11. During the course of hearing, it was not disputed at the Bar that the import of gold in India is not completely prohibited. It is permissible though under a special licence and subject to payment of duty. However, it was also not disputed at the Bar that such licence is freely transferable and anyone having a licence in hand can import the gold. During the course of hearing, we have specifically asked the learned Counsel for the respondents to show us any provision of law where under the customer was obliged to verify the availability and correctness of a licence to import the gold before accepting the order for supply of gold and dispatching the consignment to India. No such provision having been brought to our notice. In the absence of any such provision having been brought to our notice, we cannot prima facie find any fault with petitioner having exported the consignment of gold to India. Inasmuch as the documents relating to consignment were to be delivered by the bankers only on payment of cash, the title in the gold has continued to vest in the petitioner, the documents having not been taken delivery of by the consignee.
12. The petitioner is in Dubai.

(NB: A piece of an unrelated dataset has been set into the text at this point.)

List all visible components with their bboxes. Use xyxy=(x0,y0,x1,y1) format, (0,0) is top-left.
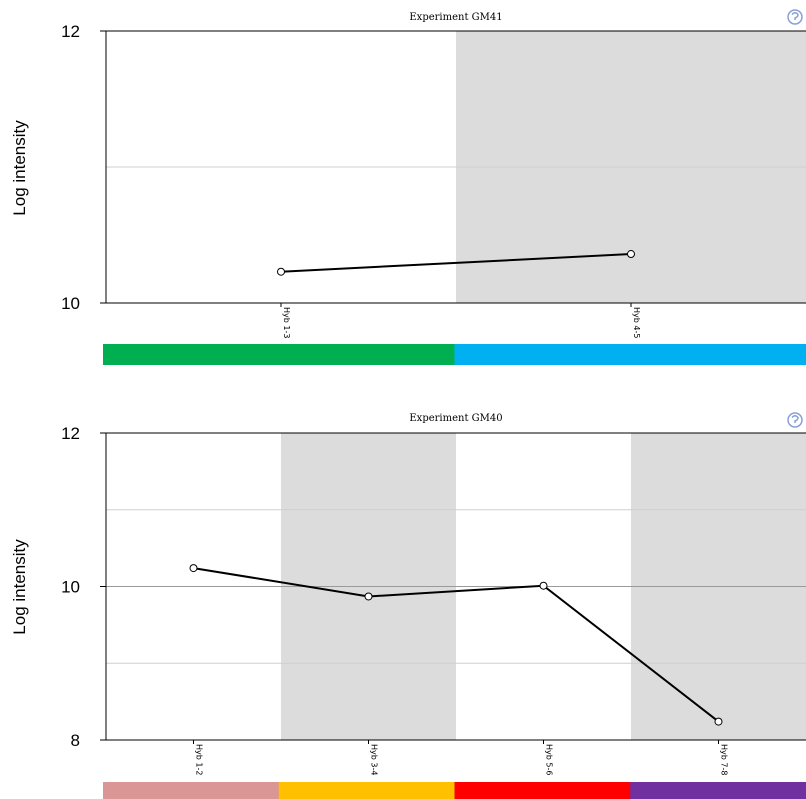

The importer is a fictitious person according to the respondents and is not traceable. The petitioner cannot even recover the price of gold. The petitioner had arranged for another trader agreeable to take delivery of consignment and also having a licence but he has withdrawn feeling scarred. The title in the goods is with the petitioner. To this extent Sampat Raj Dugar's case has relevance and applicability.

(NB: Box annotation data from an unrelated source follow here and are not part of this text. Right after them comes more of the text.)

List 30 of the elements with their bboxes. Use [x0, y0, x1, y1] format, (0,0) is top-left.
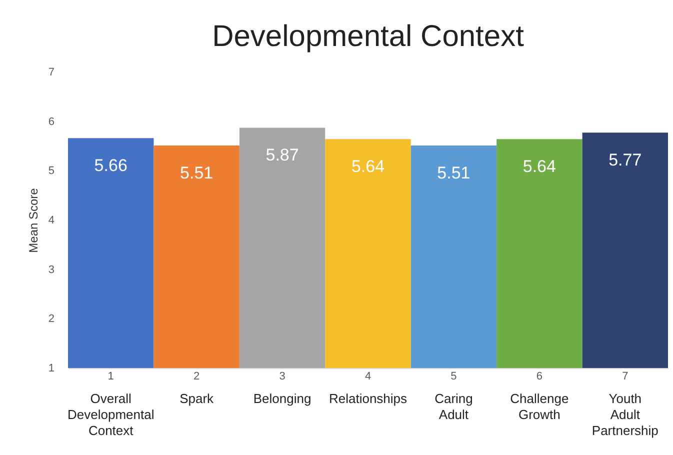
text: Youth Adult Partnership [592, 391, 658, 438]
x-tick-label: 5 [450, 370, 457, 382]
data-label: 5.64 [522, 157, 556, 176]
y-tick-label: 1 [48, 362, 54, 374]
data-label: 5.51 [180, 164, 214, 183]
text: Belonging [253, 391, 312, 406]
data-label: 5.51 [437, 164, 470, 183]
y-tick-label: 5 [48, 165, 54, 178]
data-label: 5.64 [351, 157, 385, 176]
data-label: 5.77 [608, 150, 642, 170]
text: Overall Developmental Context [68, 391, 154, 438]
y-tick-label: 4 [48, 214, 54, 226]
y-axis-title: Mean Score [26, 188, 40, 253]
x-tick-label: 2 [194, 370, 200, 382]
y-tick-label: 6 [48, 116, 54, 128]
x-tick-label: 6 [536, 370, 542, 382]
x-tick-label: 7 [622, 370, 628, 382]
text: Caring Adult [434, 391, 473, 422]
data-label: 5.66 [94, 156, 128, 176]
text: Challenge Growth [510, 391, 569, 422]
x-tick-label: 4 [364, 370, 372, 382]
data-label: 5.87 [266, 146, 299, 165]
text: Relationships [328, 391, 408, 406]
y-tick-label: 3 [48, 264, 54, 276]
y-tick-label: 2 [48, 313, 54, 326]
text: Spark [180, 391, 214, 406]
y-tick-label: 7 [48, 66, 54, 78]
x-tick-label: 3 [279, 370, 286, 382]
x-tick-label: 1 [108, 370, 114, 382]
chart-title: Developmental Context [212, 20, 525, 53]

13. Reliance on Clause(d) of Section 111 of the Customs Act is misconceived in as much as it refers to the goods brought within the Indian Customs waters which is not the case here. Reliance on Clause (m) is also open to question inasmuch as the only thing that can be said is that the name of the consignee is fictitious. We do not propose to express any final opinion thereon. The respondents are investigating the matter and we do not consider it appropriate to scuttle the investigation just in between. At the worst it can be said that the gold may be held liable to be confiscated. However, if the value of the gold is secured for being available to the respondents, there should be no objection to the gold being re-exported at the instance of the petitioner who does have the title therein. That would save the gold from amassing the unwarranted burden of demmurage.

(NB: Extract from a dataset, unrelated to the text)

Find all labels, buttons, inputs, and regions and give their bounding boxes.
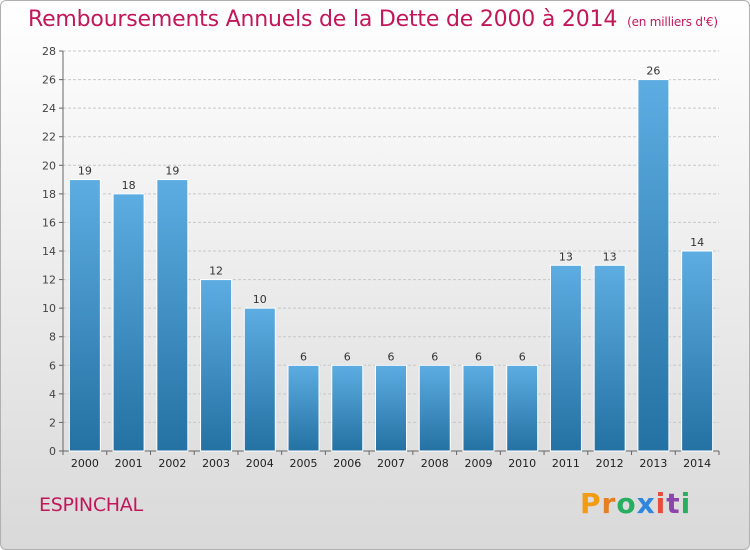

14. The petition is partly allowed and disposed of in terms of the following directions:
(i) The petitioner shall furnish a Bank guarantee in an amount equivalent to the value of the gold in favour of the respondent No.1 undertaking to pay the amount in the event of gold being held liable to be confiscated. The Bank guarantee shall be furnished initially for a period of four months and kept alive by being renewed from time to time in the event of the proceeding before the respondents not terminating within four months from today.
(ii) On such Bank guarantee being furnished, the gold in question shall be allowed to be re-exported to Dubai by the petitioner.
(iii) The requisite detention certificate shall be issued by the respondents to the peti-tioner.
15. The petition stands disposed of accordingly. No order as to the costs.